L’année universitaire touche à sa fin. En dehors du terrain de la contestation étudiante, nous poursuivons notre ancrage dans ce qui a alors le vent en poupe : la « droite hors-les-murs ». Dans une infographie, le magazine L’Express nous inscrit dans cette galaxie hétérodoxe, aux côtés notamment de Thierry Mariani qui, comme nous quelques semaines plus tôt, a signé « l’Appel d’Angers » pour l’unité de la droite. Cette initiative, poussée par l’intellectuel Guillaume Bernard, ne débouchera sur rien de concret mais est emblématique de l’esprit du temps. On y retrouve tout ce que la droite compte de chevau-légers, de Charles Beigbeder à Robert Ménard en passant par Jean-Frédéric Poisson, Nicolas Dhuicq, Bruno North, Julien Rochedy ou Jacques Bompard, ainsi que des élus locaux des différents partis dont le FN. Ce dernier nous convie d’ailleurs en juin à la soirée de lancement de sa nouvelle structure de jeunesse, Génération Nation, avec laquelle nous entretenons de très bonnes relations.

Depuis la création du mouvement en 2015, le credo est celui de briser toutes les digues qui empêchent une possible victoire politique. Participer à cette entreprise qui vise à faire travailler les bons éléments de la droite classique (LR) avec la force incontournable qu’est le FN, c’est donc pour nous faire preuve de continuité en étant présent là où il le faut. Cette perspective nous apparaît alors plus que jamais possible avec le changement de nom du parti de Marine le Pen en Rassemblement National, ce qui augure une ouverture à ceux qui se situent dans son orbite mais qui hésitent encore à franchir le pas.

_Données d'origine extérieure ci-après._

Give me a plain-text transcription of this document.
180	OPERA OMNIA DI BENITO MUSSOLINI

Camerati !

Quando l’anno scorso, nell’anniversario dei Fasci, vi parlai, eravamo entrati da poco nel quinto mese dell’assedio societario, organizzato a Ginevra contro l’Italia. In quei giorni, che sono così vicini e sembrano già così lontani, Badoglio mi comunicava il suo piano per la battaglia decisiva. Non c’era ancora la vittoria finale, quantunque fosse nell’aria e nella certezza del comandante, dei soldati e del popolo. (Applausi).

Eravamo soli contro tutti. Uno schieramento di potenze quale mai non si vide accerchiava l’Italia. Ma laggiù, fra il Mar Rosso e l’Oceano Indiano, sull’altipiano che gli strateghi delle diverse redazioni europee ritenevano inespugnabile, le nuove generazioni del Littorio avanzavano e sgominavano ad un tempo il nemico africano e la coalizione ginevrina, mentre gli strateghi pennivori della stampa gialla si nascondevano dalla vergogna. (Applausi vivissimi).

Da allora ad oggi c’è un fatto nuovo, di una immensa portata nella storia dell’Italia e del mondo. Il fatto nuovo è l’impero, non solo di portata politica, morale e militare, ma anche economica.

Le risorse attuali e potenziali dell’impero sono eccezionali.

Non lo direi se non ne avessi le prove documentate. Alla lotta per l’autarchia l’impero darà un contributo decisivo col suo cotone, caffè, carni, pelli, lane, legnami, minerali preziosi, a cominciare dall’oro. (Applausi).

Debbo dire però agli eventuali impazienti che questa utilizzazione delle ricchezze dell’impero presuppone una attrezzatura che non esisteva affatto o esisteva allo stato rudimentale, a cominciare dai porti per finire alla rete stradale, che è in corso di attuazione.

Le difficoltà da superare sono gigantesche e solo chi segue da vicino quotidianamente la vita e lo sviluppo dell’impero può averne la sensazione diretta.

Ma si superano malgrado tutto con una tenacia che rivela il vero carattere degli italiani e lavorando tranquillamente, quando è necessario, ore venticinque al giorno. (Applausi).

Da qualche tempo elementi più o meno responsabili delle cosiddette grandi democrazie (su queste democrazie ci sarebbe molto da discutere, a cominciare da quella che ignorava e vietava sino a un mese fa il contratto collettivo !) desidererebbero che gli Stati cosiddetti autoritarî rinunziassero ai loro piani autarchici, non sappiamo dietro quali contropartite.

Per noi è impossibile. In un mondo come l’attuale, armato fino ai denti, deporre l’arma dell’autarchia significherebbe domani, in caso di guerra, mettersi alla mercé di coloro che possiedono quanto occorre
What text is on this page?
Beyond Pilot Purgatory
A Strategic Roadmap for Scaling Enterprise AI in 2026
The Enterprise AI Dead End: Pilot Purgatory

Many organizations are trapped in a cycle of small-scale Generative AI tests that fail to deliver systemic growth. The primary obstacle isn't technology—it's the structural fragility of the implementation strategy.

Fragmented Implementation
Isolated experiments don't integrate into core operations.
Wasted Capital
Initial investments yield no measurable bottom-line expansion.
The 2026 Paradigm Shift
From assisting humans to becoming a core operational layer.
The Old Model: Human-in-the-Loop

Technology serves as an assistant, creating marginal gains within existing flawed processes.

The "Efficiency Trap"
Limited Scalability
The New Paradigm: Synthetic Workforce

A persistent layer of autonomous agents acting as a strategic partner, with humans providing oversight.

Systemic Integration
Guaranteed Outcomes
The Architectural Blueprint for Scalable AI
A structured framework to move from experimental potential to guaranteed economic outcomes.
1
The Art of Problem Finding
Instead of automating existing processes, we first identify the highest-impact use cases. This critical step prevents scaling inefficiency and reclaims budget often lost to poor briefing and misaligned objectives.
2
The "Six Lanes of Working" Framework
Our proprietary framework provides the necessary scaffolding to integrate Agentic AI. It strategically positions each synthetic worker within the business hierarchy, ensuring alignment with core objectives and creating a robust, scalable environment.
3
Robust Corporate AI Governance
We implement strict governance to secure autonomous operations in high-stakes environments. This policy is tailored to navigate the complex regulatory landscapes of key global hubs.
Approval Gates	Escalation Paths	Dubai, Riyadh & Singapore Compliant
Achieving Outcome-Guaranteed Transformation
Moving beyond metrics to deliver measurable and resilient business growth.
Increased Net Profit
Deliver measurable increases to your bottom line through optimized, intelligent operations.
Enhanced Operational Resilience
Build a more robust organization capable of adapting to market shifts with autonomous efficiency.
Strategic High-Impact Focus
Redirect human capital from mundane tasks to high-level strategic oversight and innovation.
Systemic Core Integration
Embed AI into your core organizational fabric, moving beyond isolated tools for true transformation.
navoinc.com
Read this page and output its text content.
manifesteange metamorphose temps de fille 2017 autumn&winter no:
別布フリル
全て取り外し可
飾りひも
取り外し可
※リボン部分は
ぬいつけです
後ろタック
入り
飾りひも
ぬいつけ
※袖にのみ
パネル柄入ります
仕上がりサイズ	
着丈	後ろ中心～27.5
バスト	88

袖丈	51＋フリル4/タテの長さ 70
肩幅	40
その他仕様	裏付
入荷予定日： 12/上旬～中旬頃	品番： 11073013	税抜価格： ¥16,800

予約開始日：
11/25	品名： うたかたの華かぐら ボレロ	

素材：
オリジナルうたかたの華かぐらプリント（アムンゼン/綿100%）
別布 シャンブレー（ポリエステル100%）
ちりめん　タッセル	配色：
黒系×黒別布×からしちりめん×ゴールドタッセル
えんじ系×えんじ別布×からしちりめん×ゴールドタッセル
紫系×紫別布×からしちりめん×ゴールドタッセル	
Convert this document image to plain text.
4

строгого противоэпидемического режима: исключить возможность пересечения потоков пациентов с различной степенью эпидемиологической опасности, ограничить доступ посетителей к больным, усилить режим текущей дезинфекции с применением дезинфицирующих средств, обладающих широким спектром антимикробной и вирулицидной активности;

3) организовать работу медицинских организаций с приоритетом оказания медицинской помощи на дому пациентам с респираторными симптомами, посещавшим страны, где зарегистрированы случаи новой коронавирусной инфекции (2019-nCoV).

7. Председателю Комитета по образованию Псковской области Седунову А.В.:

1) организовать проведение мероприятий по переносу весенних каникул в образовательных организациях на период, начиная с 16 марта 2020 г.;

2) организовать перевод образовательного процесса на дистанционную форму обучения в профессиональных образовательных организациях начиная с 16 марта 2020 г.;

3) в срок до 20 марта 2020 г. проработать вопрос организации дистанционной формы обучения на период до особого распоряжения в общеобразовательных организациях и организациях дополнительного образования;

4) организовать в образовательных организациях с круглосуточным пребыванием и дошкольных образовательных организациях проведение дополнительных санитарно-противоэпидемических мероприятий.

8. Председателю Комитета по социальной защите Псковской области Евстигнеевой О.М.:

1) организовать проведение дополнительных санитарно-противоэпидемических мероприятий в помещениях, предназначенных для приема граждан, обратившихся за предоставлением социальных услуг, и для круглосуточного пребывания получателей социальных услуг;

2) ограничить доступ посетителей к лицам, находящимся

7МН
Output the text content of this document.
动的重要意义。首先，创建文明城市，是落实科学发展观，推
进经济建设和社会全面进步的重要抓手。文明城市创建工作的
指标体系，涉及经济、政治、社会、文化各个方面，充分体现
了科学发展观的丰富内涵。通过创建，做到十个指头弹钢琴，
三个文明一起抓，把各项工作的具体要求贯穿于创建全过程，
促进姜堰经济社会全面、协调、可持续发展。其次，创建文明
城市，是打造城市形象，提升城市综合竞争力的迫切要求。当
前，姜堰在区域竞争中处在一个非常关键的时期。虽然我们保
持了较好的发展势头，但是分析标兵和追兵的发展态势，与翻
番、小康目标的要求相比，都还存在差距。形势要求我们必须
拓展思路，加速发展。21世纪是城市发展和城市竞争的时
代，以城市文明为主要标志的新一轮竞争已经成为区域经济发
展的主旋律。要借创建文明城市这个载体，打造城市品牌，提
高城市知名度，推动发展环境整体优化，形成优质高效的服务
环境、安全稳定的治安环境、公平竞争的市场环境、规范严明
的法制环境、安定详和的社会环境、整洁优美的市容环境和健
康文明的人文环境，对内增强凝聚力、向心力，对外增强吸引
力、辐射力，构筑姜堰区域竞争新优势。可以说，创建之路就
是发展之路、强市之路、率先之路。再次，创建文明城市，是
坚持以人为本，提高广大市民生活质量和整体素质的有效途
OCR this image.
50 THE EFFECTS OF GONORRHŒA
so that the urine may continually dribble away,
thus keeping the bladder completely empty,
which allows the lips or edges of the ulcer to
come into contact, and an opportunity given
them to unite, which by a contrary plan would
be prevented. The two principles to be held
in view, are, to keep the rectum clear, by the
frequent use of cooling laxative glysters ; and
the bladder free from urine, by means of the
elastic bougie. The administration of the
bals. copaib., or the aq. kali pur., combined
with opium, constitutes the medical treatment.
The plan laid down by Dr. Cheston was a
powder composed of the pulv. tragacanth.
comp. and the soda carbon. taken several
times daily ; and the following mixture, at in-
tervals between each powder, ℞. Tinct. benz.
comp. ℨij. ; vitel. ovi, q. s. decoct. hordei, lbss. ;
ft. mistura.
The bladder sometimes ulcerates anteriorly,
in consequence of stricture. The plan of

La rentrée politique, à partir de septembre 2018, consacre l’apogée mais annonce aussi la fin de cette parenthèse unioniste de la droite française. Nous sommes invités par Nicolas Dupont-Aignan au congrès de rentrée de son parti au Cirque d’Hiver. Mais les journalistes s’intéressent alors beaucoup à Erik Tegnér, candidat à la présidence des jeunes LR, qui tient un discours de décloisonnement de son parti et de rapprochement avec le RN. Nous le rencontrons le temps d’un déjeuner, et acceptons de nous rendre à l’événement qu’il organise sur une péniche parisienne. Il apparaissait alors comme une carte à jouer pour accélérer la grande clarification tant attendue des Républicains, un poil à gratter qui doit faire crever l’abcès. Tout cela allait dans notre sens. Mais les revirements trop nombreux de son parcours et le resserrage des rangs partisans à l’approche des élections européennes doucheront ses ambitions. Le navire de l’union de la droite commençait à prendre l’eau. Il faut dire que beaucoup de ses matelots n’avaient pas de mots assez durs pour le parti de Marine le Pen et pensaient sérieusement pouvoir faire sans compter sur son aval. Le résultat des élections européennes en mai 2019 allait remettre les pieds sur terre à beaucoup.

 

Le combat culturel…

Dans les facs en revanche, la droite a de beaux jours devant elle. Le terme permet une clarification immédiate même s’il ne dit rien ou presque du contenu. Lorsque vous êtes en (extrême) minorité, le moment est mal choisi pour adopter des qualificatifs évasifs et qui tournent autour du pot. À la guerre comme dans la politique, l’ennemi vous désigne autant que vous vous désignez, et en l’occurrence cet ennemi a les moyens de nous désigner aussi auprès de nombreux étudiants. Que vous vous revendiquiez le plus honnêtement du monde « souverainiste », « gaulliste » ou « patriote » et que vous passiez dix minutes à vous justifier de n’être pas un « méchant » n’y changera rien. Vous êtes d’ « extrême-droite » ou au mieux « de droite ».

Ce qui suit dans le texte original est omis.